直接見る機会が滅多にない自民党総裁の演説を聞きに集まり、日頃考えていることを叫ぶのは、広い意味で有権者に許された政治活動・選挙活動の一環だと私は思います。『増税反対』でも『憲法改正反対』でも『辞めろ』でも、警察が介入して実力で排除することではありません。そうした野次すら言ってはいけないのであれば、民主主義は成立しない。民主警察のやることではありません」

「警察の監視下で選挙が行われているような現実」

   選挙中の警察の行為が問題化した例で思い出されるのは志布志事件。03年の鹿児島県議選の当選者が買収会合を開いたとして、15人が公職選挙法違反容疑で逮捕、うち13人が起訴されたが、07年に全員(1人は公判中に死去)の無罪が確定した。同時に警察の捜査手法に違法性が認定された。さらに16年の参院選大分選挙区では、現職候補らを支援する労働組合などが入る建物の敷地に、同県警警察官が「隠しカメラ」を設置していたことが発覚。4人が建造物侵入容疑で書類送検された。

   志布志事件の国賠訴訟にも関わってきた原田氏は、こうした事件を頭によぎらせたという。さらに札幌のケースから3日後の7月18日には、滋賀のJR大津京駅前で、安倍氏の応援演説中に野次を飛ばした男性が警察官に取り囲まれた。原田氏は「戦後74年が経った今なお、警察の監視下で選挙が行われているような現実があり、札幌の問題の根底にもそれがあると考えます。いまだに民主主義の根幹である選挙に警察が介入していく。この問題は警察の不手際ということを超えて考えないといけない」と警鐘を鳴らした。

   北海道警察本部広報に、今回の警察の行為に対する見解を改めて聞いたが、「本件については回答していない」とするにとどめた。

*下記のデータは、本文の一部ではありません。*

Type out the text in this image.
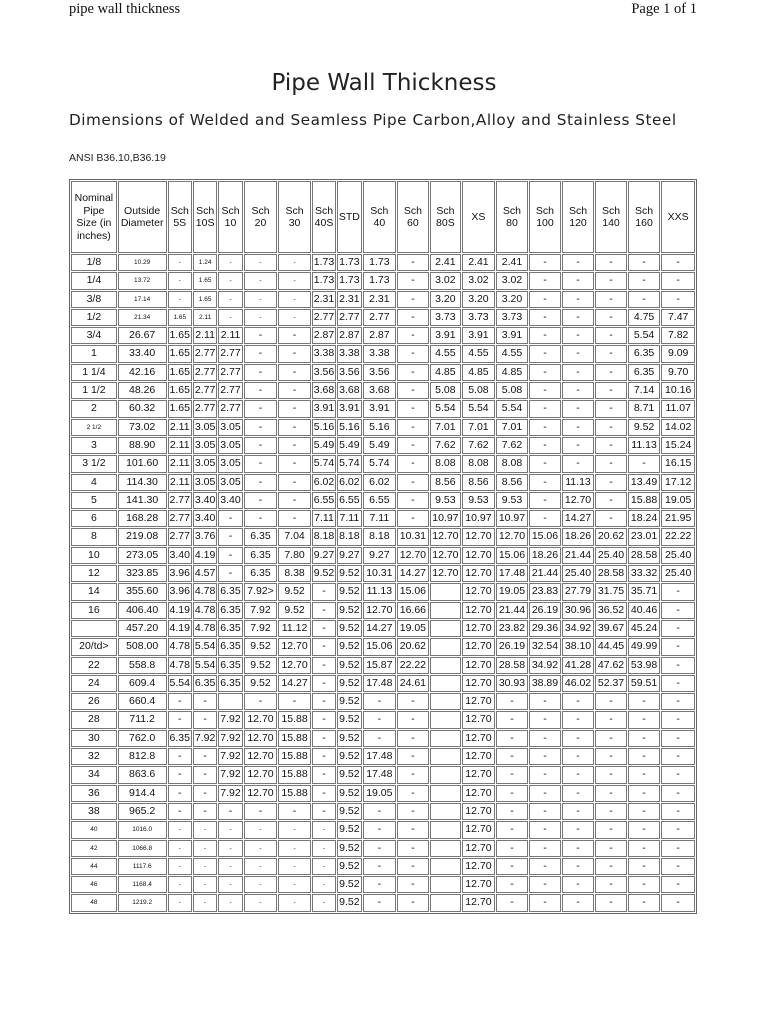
pipe wall thickness	Page 1 of 1
Pipe Wall Thickness
Dimensions of Welded and Seamless Pipe Carbon,Alloy and Stainless Steel
ANSI B36.10,B36.19
Nominal Pipe Size (in inches)	Outside Diameter	Sch 5S	Sch 10S	Sch 10	Sch 20	Sch 30	Sch 40S	STD	Sch 40	Sch 60	Sch 80S	XS	Sch 80	Sch 100	Sch 120	Sch 140	Sch 160	XXS
1/8	10.29	-	1.24	-	-	-	1.73	1.73	1.73	-	2.41	2.41	2.41	-	-	-	-	-
1/4	13.72	-	1.65	-	-	-	1.73	1.73	1.73	-	3.02	3.02	3.02	-	-	-	-	-
3/8	17.14	-	1.65	-	-	-	2.31	2.31	2.31	-	3.20	3.20	3.20	-	-	-	-	-
1/2	21.34	1.65	2.11	-	-	-	2.77	2.77	2.77	-	3.73	3.73	3.73	-	-	-	4.75	7.47
3/4	26.67	1.65	2.11	2.11	-	-	2.87	2.87	2.87	-	3.91	3.91	3.91	-	-	-	5.54	7.82
1	33.40	1.65	2.77	2.77	-	-	3.38	3.38	3.38	-	4.55	4.55	4.55	-	-	-	6.35	9.09
1 1/4	42.16	1.65	2.77	2.77	-	-	3.56	3.56	3.56	-	4.85	4.85	4.85	-	-	-	6.35	9.70
1 1/2	48.26	1.65	2.77	2.77	-	-	3.68	3.68	3.68	-	5.08	5.08	5.08	-	-	-	7.14	10.16
2	60.32	1.65	2.77	2.77	-	-	3.91	3.91	3.91	-	5.54	5.54	5.54	-	-	-	8.71	11.07
2 1/2	73.02	2.11	3.05	3.05	-	-	5.16	5.16	5.16	-	7.01	7.01	7.01	-	-	-	9.52	14.02
3	88.90	2.11	3.05	3.05	-	-	5.49	5.49	5.49	-	7.62	7.62	7.62	-	-	-	11.13	15.24
3 1/2	101.60	2.11	3.05	3.05	-	-	5.74	5.74	5.74	-	8.08	8.08	8.08	-	-	-	-	16.15
4	114.30	2.11	3.05	3.05	-	-	6.02	6.02	6.02	-	8.56	8.56	8.56	-	11.13	-	13.49	17.12
5	141.30	2.77	3.40	3.40	-	-	6.55	6.55	6.55	-	9.53	9.53	9.53	-	12.70	-	15.88	19.05
6	168.28	2.77	3.40	-	-	-	7.11	7.11	7.11	-	10.97	10.97	10.97	-	14.27	-	18.24	21.95
8	219.08	2.77	3.76	-	6.35	7.04	8.18	8.18	8.18	10.31	12.70	12.70	12.70	15.06	18.26	20.62	23.01	22.22
10	273.05	3.40	4.19	-	6.35	7.80	9.27	9.27	9.27	12.70	12.70	12.70	15.06	18.26	21.44	25.40	28.58	25.40
12	323.85	3.96	4.57	-	6.35	8.38	9.52	9.52	10.31	14.27	12.70	12.70	17.48	21.44	25.40	28.58	33.32	25.40
14	355.60	3.96	4.78	6.35	7.92>	9.52	-	9.52	11.13	15.06		12.70	19.05	23.83	27.79	31.75	35.71	-
16	406.40	4.19	4.78	6.35	7.92	9.52	-	9.52	12.70	16.66		12.70	21.44	26.19	30.96	36.52	40.46	-
	457.20	4.19	4.78	6.35	7.92	11.12	-	9.52	14.27	19.05		12.70	23.82	29.36	34.92	39.67	45.24	-
20/td>	508.00	4.78	5.54	6.35	9.52	12.70	-	9.52	15.06	20.62		12.70	26.19	32.54	38.10	44.45	49.99	-
22	558.8	4.78	5.54	6.35	9.52	12.70	-	9.52	15.87	22.22		12.70	28.58	34.92	41.28	47.62	53.98	-
24	609.4	5.54	6.35	6.35	9.52	14.27	-	9.52	17.48	24.61		12.70	30.93	38.89	46.02	52.37	59.51	-
26	660.4	-	-		-	-	-	9.52	-	-		12.70	-	-	-	-	-	-
28	711.2	-	-	7.92	12.70	15.88	-	9.52	-	-		12.70	-	-	-	-	-	-
30	762.0	6.35	7.92	7.92	12.70	15.88	-	9.52	-	-		12.70	-	-	-	-	-	-
32	812.8	-	-	7.92	12.70	15.88	-	9.52	17.48	-		12.70	-	-	-	-	-	-
34	863.6	-	-	7.92	12.70	15.88	-	9.52	17.48	-		12.70	-	-	-	-	-	-
36	914.4	-	-	7.92	12.70	15.88	-	9.52	19.05	-		12.70	-	-	-	-	-	-
38	965.2	-	-	-	-	-	-	9.52	-	-		12.70	-	-	-	-	-	-
40	1016.0	-	-	-	-	-	-	9.52	-	-		12.70	-	-	-	-	-	-
42	1066.8	-	-	-	-	-	-	9.52	-	-		12.70	-	-	-	-	-	-
44	1117.6	-	-	-	-	-	-	9.52	-	-		12.70	-	-	-	-	-	-
46	1168.4	-	-	-	-	-	-	9.52	-	-		12.70	-	-	-	-	-	-
48	1219.2	-	-	-	-	-	-	9.52	-	-		12.70	-	-	-	-	-	-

   弁護士団体「自由法曹団」は19日、今回の警察の対応は「公権力が、有形力を行使して時の権力者に対する批判を強制的に封じ込めることにもつながりかねない」として、「民主主義を守り、政治的言論の自由の保障を求める立場から、今回の北海道警警備部の対応に対して厳重に抗議するとともに、全国の警察等の公権力に対して政治的言論に対する干渉を行うことのないよう強く要請する」と抗議声明を発表している。